As the season went on I discovered real tangible reasons to root for them. How could I have guessed they would go on to have the #1 defense in the league or the best regular-season record? I became a fan of Marshawn Lynch, the only running back I have ever enjoyed watching. Admit it, passing is usually much more exciting than running, right? But I could actually see his incredible talent for falling forward and gaining a crazy amount of yards after being tackled. I enjoyed watching interviews with Russell Wilson, who I am convinced will be an extremely popular TV commentator someday. I learned terms like “The 12th Man” and “Legion of Boom”.  I learned about their battle to hold the record for loudest stadium noise and discovered I wasn’t alone in my fandom.

Then came last night’s Super Bowl. Under most circumstances I would’ve considered that a boring game. I think most people did. A complete blowout, with absolutely zero competition from the Broncos. But the winning team was my team! Not to mention, everyone seemed to be predicting a victory, even if a narrow one, for Denver. We were the underdogs. I love rooting for underdogs! And then not only did we win, we utterly dominated the field in every single possible aspect.
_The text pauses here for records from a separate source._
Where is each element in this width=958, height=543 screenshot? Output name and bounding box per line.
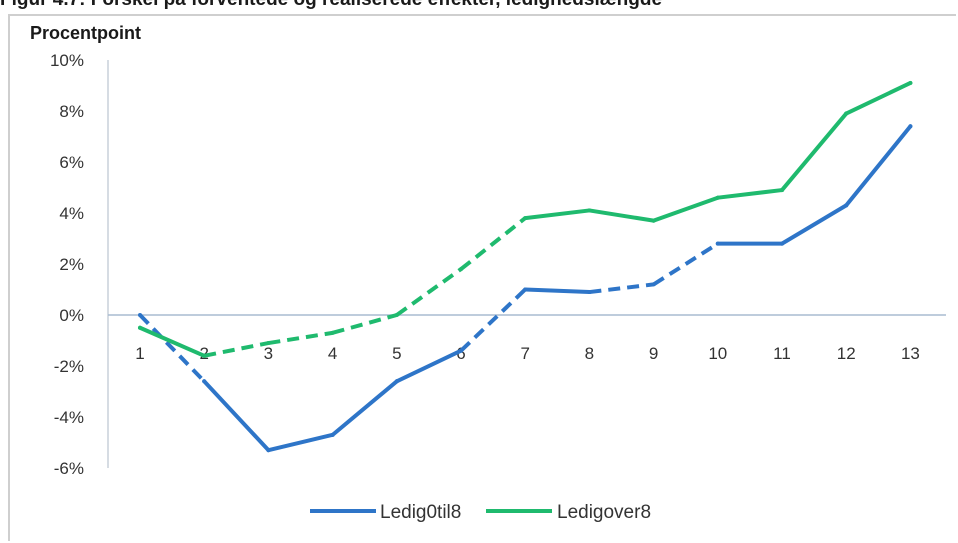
series-Ledigover8 — [138, 80, 913, 358]
x-tick-label: 9 — [649, 344, 658, 363]
series-segment — [394, 348, 463, 384]
x-tick-label: 1 — [135, 344, 144, 363]
data-point — [908, 124, 913, 129]
series-segment — [203, 341, 269, 358]
chart-frame — [8, 14, 956, 541]
x-tick-label: 4 — [328, 344, 337, 363]
series-segment — [395, 267, 463, 317]
y-tick-label: 0% — [59, 306, 84, 325]
data-point — [202, 379, 207, 384]
y-tick-label: 10% — [50, 51, 84, 70]
series-segment — [332, 313, 398, 335]
data-point — [330, 330, 335, 335]
data-point — [780, 241, 784, 246]
series-segment — [459, 288, 527, 353]
y-tick-label: 8% — [59, 102, 84, 121]
legend: Ledig0til8 Ledigover8 — [310, 502, 651, 523]
x-tick-label: 7 — [520, 344, 529, 363]
series-layer — [138, 80, 913, 453]
data-point — [651, 282, 656, 287]
series-segment — [523, 287, 592, 295]
series-segment — [330, 379, 399, 437]
data-point — [138, 325, 142, 330]
y-tick-label: 6% — [59, 153, 84, 172]
data-point — [523, 216, 528, 221]
series-segment — [202, 379, 271, 453]
data-point — [394, 313, 399, 317]
data-point — [330, 432, 335, 437]
y-tick-label: -2% — [54, 357, 84, 376]
series-segment — [459, 216, 527, 271]
y-axis-title: Procentpoint — [30, 23, 141, 43]
legend-label: Ledig0til8 — [380, 502, 461, 523]
series-Ledig0til8 — [138, 124, 913, 453]
data-point — [459, 267, 463, 272]
data-point — [715, 195, 720, 200]
series-segment — [266, 432, 335, 453]
axes: 10%8%6%4%2%0%-2%-4%-6%1 2 3 4 5 6 7 8 9 10 11 12 13 — [50, 51, 946, 478]
x-tick-label: 6 — [456, 344, 465, 363]
data-point — [651, 218, 656, 223]
x-tick-label: 12 — [837, 344, 856, 363]
data-point — [266, 448, 271, 453]
y-tick-label: 4% — [59, 204, 84, 223]
data-point — [908, 80, 913, 85]
series-segment — [138, 313, 206, 383]
x-tick-label: 8 — [585, 344, 594, 363]
x-tick-label: 2 — [199, 344, 208, 363]
data-point — [844, 111, 849, 116]
series-segment — [587, 208, 656, 223]
series-segment — [268, 330, 333, 346]
series-segment — [652, 241, 719, 287]
legend-label: Ledigover8 — [557, 502, 651, 523]
data-point — [587, 208, 592, 213]
x-tick-label: 5 — [392, 344, 401, 363]
series-segment — [780, 111, 849, 193]
series-segment — [715, 188, 784, 200]
data-point — [523, 287, 528, 292]
x-tick-label: 10 — [708, 344, 727, 363]
data-point — [266, 341, 271, 346]
x-tick-label: 13 — [901, 344, 920, 363]
data-point — [715, 241, 720, 246]
data-point — [587, 290, 592, 295]
data-point — [138, 313, 142, 317]
series-segment — [651, 195, 720, 223]
x-tick-label: 3 — [264, 344, 273, 363]
data-point — [459, 348, 463, 353]
series-segment — [589, 282, 654, 295]
series-segment — [844, 80, 913, 116]
y-tick-label: 2% — [59, 255, 84, 274]
series-segment — [523, 208, 592, 221]
data-point — [202, 353, 207, 358]
x-tick-label: 11 — [773, 344, 791, 363]
data-point — [394, 379, 399, 384]
y-tick-label: -6% — [54, 459, 84, 478]
series-segment — [780, 203, 849, 246]
figure-title: Figur 4.7: Forskel på forventede og real… — [0, 0, 958, 11]
y-tick-label: -4% — [54, 408, 84, 427]
data-point — [844, 203, 849, 208]
data-point — [780, 188, 784, 193]
series-segment — [844, 124, 913, 208]
series-segment — [138, 325, 207, 358]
I had a blast watching it!

And that sealed the deal. When I made this choice 6 months ago, I had planned on it being a silly little one-year thing. I would pick a team to root for this year, and a completely different random one next year, and the next, and so on. But that’s not going happen now. I found my team. I am a certified Seahawks fan. No scratch that. I’m am part of the 12th Man. I am a Seahawk. BOOM!